- Choose how you know the project area. Select rectangle for landscape beds, borders, and walkways. Use circle for tree rings or round garden beds. Pick triangle for corner areas. If you already measured the total square footage or cubic footage, select those options to skip dimension entry.
- Enter your dimensions. Measure length and width in feet. For depth, most decorative rock beds use 2 to 3 inches. Walkways and drainage areas need 3 to 4 inches. Base rock under pavers or driveways may need 4 to 6 inches. The rock calculator converts inches to feet automatically. I've found that 2 inches looks full and raked-clean for rounded river rock, but 1 inch always shows bare ground between stones after a week of settling.
- Select the rock type. Choose the closest match to what you're ordering. River rock, crushed rock, and decorative rock weigh about 1.4 to 1.5 tons per cubic yard. Lava rock is much lighter at 0.5 tons. Base rock and riprap run heavier at 1.6 to 2.0 tons. If your supplier quotes a specific density, use "Custom density." Mixing up base rock and decorative rock by accident is one of the most common ordering mistakes I see — base rock compacts hard and looks wrong in a flower bed.
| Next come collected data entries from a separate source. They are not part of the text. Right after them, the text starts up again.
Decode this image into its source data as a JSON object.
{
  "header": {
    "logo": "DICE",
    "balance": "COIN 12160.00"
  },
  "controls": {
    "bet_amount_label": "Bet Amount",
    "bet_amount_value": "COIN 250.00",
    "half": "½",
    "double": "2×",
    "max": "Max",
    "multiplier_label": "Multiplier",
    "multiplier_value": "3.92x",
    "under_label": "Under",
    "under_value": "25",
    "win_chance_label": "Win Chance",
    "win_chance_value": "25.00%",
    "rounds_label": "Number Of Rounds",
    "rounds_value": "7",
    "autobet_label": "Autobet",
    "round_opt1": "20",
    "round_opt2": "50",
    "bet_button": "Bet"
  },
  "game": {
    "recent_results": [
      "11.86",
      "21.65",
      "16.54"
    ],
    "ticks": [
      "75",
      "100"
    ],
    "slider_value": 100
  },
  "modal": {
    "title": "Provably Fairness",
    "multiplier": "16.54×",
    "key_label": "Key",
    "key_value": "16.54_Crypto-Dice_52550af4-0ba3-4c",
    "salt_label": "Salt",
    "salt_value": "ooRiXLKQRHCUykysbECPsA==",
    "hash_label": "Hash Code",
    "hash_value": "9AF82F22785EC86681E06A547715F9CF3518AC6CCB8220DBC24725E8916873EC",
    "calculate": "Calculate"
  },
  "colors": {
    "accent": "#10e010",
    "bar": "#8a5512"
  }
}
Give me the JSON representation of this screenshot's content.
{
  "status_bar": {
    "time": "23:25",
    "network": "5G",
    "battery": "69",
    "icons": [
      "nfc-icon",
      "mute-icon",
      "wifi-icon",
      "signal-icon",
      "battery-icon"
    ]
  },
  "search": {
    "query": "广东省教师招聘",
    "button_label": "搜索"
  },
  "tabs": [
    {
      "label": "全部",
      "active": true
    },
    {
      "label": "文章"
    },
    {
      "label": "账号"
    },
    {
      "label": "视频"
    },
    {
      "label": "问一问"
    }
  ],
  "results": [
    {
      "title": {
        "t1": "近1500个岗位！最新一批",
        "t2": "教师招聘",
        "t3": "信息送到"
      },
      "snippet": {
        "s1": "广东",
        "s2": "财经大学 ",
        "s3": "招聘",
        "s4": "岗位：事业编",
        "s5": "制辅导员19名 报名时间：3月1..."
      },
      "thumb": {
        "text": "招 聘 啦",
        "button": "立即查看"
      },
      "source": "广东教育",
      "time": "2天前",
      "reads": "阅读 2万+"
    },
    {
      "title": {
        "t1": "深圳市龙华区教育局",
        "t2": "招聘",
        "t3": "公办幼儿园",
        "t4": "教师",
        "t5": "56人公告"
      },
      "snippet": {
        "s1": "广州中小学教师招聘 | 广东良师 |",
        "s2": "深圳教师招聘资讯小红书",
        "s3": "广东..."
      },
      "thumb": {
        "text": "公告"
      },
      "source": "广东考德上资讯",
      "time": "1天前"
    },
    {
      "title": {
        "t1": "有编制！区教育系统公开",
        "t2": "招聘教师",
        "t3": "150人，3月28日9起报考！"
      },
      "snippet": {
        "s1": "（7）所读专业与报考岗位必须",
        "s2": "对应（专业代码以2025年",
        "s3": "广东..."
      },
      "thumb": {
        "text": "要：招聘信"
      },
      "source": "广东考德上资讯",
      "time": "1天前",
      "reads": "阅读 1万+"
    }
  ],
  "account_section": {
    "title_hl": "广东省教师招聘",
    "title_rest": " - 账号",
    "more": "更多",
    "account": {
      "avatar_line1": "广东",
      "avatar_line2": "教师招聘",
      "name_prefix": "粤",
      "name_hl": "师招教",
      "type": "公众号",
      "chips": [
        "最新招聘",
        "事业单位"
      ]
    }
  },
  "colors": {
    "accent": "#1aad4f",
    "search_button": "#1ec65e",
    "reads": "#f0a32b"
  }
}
- Set the waste factor. 10% is a safe default for most landscape rock projects. Curved beds, tree rings, and areas around plants always use more than the math predicts. Drop to 5% only for flat rectangular beds with clean edges. Increase to 15% or 20% for irregular shapes or rocky subgrade.
- Enter a price (optional). Choose whether your supplier sells by cubic yard or by ton, then enter the per-unit price. Landscape rock typically costs $25 to $70 per cubic yard or $35 to $80 per ton in most US markets (2026 prices). Delivery adds $50 to $150 per load depending on distance.
- Review your results. The rock calculator shows cubic feet, cubic yards (before and after waste), estimated tons, and cost. Use cubic yards or tons when calling your supplier for a bulk delivery quote. Compare the before-waste and after-waste numbers to understand exactly how much extra you're ordering.
Pro tip: Measure the finished bed edge to edge after edging is installed so you don't over-order. On my last project, I measured before setting the border and ended up with nearly half a cubic yard of excess river rock in the driveway.